Gut möglich, dass Hildesheimer einige davon bereits in seinem ersten Atelier am Ortsrand angefertigt hat. Die dortigen terrassierten Gärten und Felder am steilen Osthang über dem Borgo von Poschiavo sind eine weitere Besonderheit. Bis ins 20. Jahrhundert wurden sie für den Frucht- und Gemüseanbau genutzt. Gemalt hat Hildesheimer jedoch sicher in seinem späteren Atelier direkt am Flüsschen Poschiavino, das nur wenige Schritte von der Casa Gay entfernt liegt, in der er mit seiner Frau dreissig Jahre lebte. Denn 1983 verabschiedete er sich ganz vom Schreiben – angesichts des «realen Grauens unserer Tage». Er war überzeugt, dass die Welt auf eine ökologische Katastrophe hinsteuere, was zur Folge habe, dass es keine Menschen mehr geben werde, «auch keine Hildesheimer-Leser mehr».
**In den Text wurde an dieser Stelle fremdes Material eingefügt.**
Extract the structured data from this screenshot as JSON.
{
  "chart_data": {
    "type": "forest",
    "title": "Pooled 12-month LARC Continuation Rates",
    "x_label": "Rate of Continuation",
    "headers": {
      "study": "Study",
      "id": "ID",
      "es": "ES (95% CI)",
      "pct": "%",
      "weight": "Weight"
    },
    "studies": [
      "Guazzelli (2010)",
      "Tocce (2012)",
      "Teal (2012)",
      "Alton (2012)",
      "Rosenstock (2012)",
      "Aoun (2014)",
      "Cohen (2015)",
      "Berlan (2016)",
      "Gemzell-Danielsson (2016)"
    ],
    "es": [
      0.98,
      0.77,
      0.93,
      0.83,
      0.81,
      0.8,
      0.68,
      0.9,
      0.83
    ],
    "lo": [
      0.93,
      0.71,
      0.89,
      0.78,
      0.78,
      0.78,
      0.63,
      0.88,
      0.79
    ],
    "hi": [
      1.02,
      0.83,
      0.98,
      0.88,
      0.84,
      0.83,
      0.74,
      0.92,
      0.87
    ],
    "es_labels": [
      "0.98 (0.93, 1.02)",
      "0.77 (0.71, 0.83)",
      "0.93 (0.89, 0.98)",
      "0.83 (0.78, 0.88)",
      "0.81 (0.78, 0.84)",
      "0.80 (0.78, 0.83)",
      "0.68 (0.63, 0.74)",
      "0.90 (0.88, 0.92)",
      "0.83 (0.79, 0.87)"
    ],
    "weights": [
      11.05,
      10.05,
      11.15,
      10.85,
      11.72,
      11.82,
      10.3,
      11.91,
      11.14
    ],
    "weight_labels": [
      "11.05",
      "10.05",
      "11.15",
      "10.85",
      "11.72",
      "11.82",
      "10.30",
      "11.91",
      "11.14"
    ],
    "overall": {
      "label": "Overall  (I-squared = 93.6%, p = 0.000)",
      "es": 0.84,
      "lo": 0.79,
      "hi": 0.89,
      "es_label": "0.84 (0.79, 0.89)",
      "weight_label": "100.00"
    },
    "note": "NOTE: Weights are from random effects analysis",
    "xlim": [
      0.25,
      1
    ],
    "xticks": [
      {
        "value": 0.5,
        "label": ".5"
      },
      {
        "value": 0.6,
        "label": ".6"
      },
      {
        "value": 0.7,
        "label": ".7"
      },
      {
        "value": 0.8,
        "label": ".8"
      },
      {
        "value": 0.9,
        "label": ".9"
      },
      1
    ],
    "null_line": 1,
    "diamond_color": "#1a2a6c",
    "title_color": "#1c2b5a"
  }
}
Und dann steht man vor der Häuserzeile am südlichen Dorfrand von Poschiavo, die man in einem Bündner Bergdorf überhaupt nicht erwarten würde. Die Fassaden strahlen in süssem Rosa oder Lachs. Hildesheimer bezeichnete die Häuser als «in Architektur transportierter Zuckerguss, Tortenverzierung al fresco; kurz: liebevoll realisierte Lebensziele». Sie entstanden in der zweiten Hälfte des 19. Jahrhunderts für die heimgekehrten Puschlaver. Spaniolenviertel wird das Quartier auch genannt, weil viele der Besitzer auf der iberischen Halbinsel zu Reichtum gekommen waren. Eine Station darf nicht unterschlagen werden: das Ristorante Motrice. Hierhin hat es den Schreiberling oft gezogen. Wohl nicht zuletzt der köstlichen Gerichte wegen. Sie sind ein Grund, unbedingt in der Valposchiavo einen Zwischenhalt einzulegen. Die Puschlaver sind nicht nur ein offenes, umgängliches Völkchen, sie sind vor allem auch Geniesser. Manchmal ziehen sie gar zu Hunderten durch die Strassen, etwa während der «Stramangiada», einem kulinarischen Spaziergang zwischen Poschiavo und Le Prese. Da gibt es dann etwa Spezialitäten wie Pizzoccheri, Furmagin da cion (eine Art Fleischkäse) oder ChabisZiegenfrischkäse. Und erst noch in Bioqualität. Die Puschlaver haben sich nämlich zum Ziel gesetzt, zum ersten Biotal der Schweiz zu werden.
Die Reise wurde durch Valposchiavo Turismo ermöglicht.
Anreise
Mit dem Zug ab Zürich via Chur auf der Albula-/Bernina-Route in knapp fünf Stunden nach Poschiavo. Beste Reisezeit Das Puschlav ist zu jeder Jahreszeit interessant, empfehlenswert zum Wandern aber besonders zwischen Mai und Oktober.
Unterkunft
Das Hotel Le Prese im Dorf Le Prese liegt direkt am See in einem riesigen Park. Sehr zentral ist das historische Hotel Albrici à la Poste an der Piazza in Poschiavo.
Essen und Trinken
In Poschiavo: Lokale Spezialitäten neu interpretiert gibt es in der Hostaria del Borgo; im «Semadeni Biobistro» hausgemachte Gelati probieren; Köstliches im Ristorante Motrice. In Le Prese: Holzofenpizze aus lokalem Mehl im «Raselli Sport». In Miralago: Im gemütlichen Grotto Miralago gibt es lokale Köstlichkeiten.
Ausflugstipps
Gletschermühlen in Cavaglia; zu Fuss oder mit dem Bike von Poschiavo zur Alpe San Romerio; eine Schifffahrt auf dem Lago di Poschiavo; Wanderung ins Val da Camp zum Lagh da Saoseo.